The Agency problem
Small companies are typically managed and owned by the same person. This structure is ideal in the sense of shareholder value maximisation. There is a direct incentive for the manager to maximise wealth for the shareholder as they are one and the same person.
In large companies this structure is usually unobtainable and/or not feasible. Large amounts of capital are required to fund large companies and a single owner would find it difficult to raise such funds. Therefore, the funds must be raised from multiple outside sources meaning a larger number of owners.
As there are many owners in large companies they cannot all participate in the management of the firm. The owners elect a board of directors who in turn oversee the management of the company. The management (or controllers) of the firm and the owners of the firm are then two separate entities.
The upside of this structure is that the owners have the flexibility to buy or sell their stake in the company as and when they see fit. This change in ownership does not affect the day-to-day running of the company. The downside is the incentive for management to maximise shareholder value is not direct and hence diversions can arise. Managers may place their own interests above the shareholders and not maximise shareholder value. This is the agency problem.

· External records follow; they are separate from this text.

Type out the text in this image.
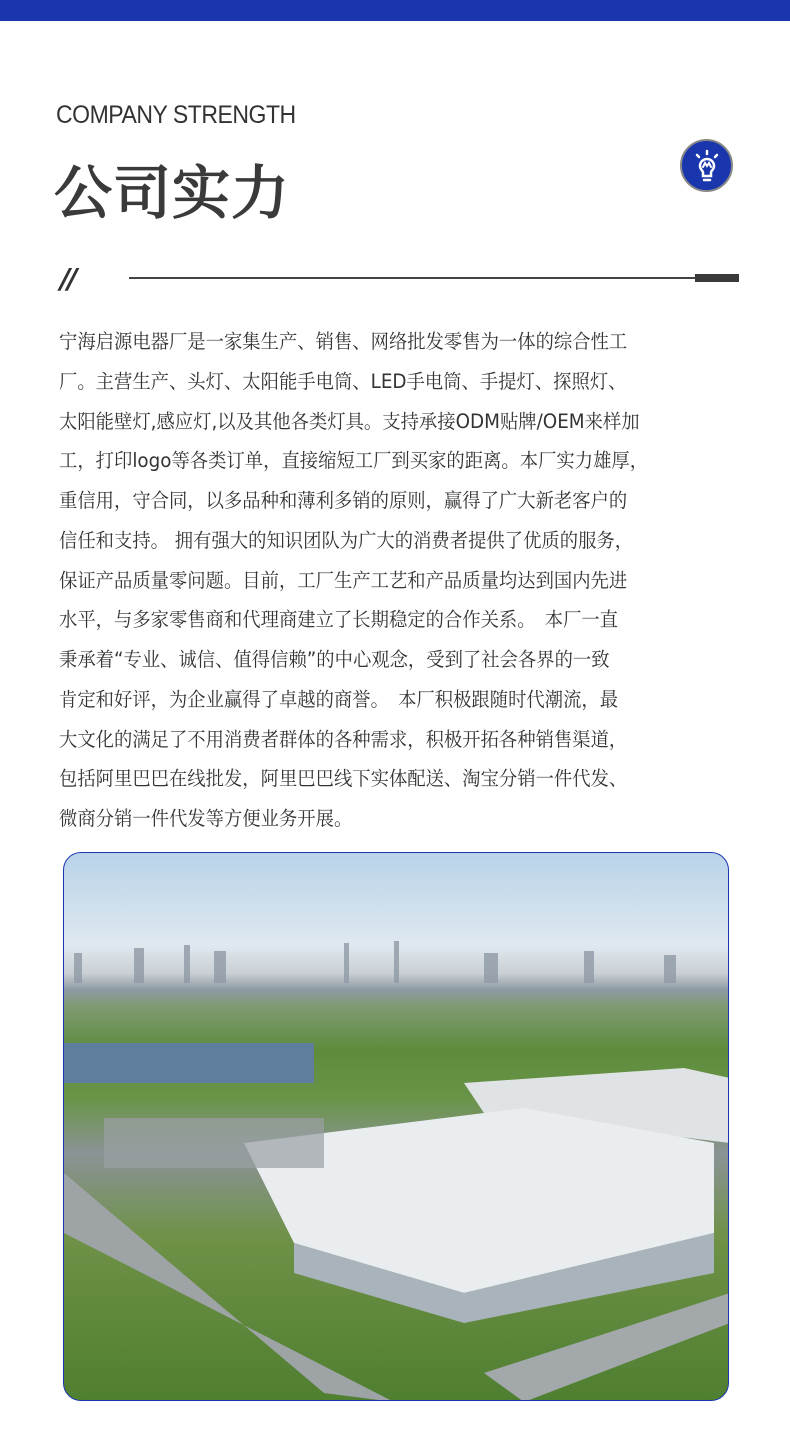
COMPANY STRENGTH
公司实力
//
宁海启源电器厂是一家集生产、销售、网络批发零售为一体的综合性工
厂。主营生产、头灯、太阳能手电筒、LED手电筒、手提灯、探照灯、
太阳能壁灯,感应灯,以及其他各类灯具。支持承接ODM贴牌/OEM来样加
工，打印logo等各类订单，直接缩短工厂到买家的距离。本厂实力雄厚，
重信用，守合同，以多品种和薄利多销的原则，赢得了广大新老客户的
信任和支持。 拥有强大的知识团队为广大的消费者提供了优质的服务，
保证产品质量零问题。目前，工厂生产工艺和产品质量均达到国内先进
水平，与多家零售商和代理商建立了长期稳定的合作关系。　本厂一直
秉承着“专业、诚信、值得信赖”的中心观念，受到了社会各界的一致
肯定和好评，为企业赢得了卓越的商誉。　本厂积极跟随时代潮流，最
大文化的满足了不用消费者群体的各种需求，积极开拓各种销售渠道，
包括阿里巴巴在线批发，阿里巴巴线下实体配送、淘宝分销一件代发、
微商分销一件代发等方便业务开展。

Jensen & Meckling (1976) argue that if a manager is faced with a project that will benefit themselves they will undertake the project (assuming the manager holds no equity in the firm), whether the project does or does not benefit the shareholder. This results in a misallocation of current resources and future capital. Current shareholders will not receive efficient value and therefore they (and future potential shareholders) will not allocate capital to the firm.
Jensen, M., & Meckling, W. (1976). Theory of the firm: Managerial behavior, agency costs, and ownership structure. Journal of Financial Economics, 3, 305-360.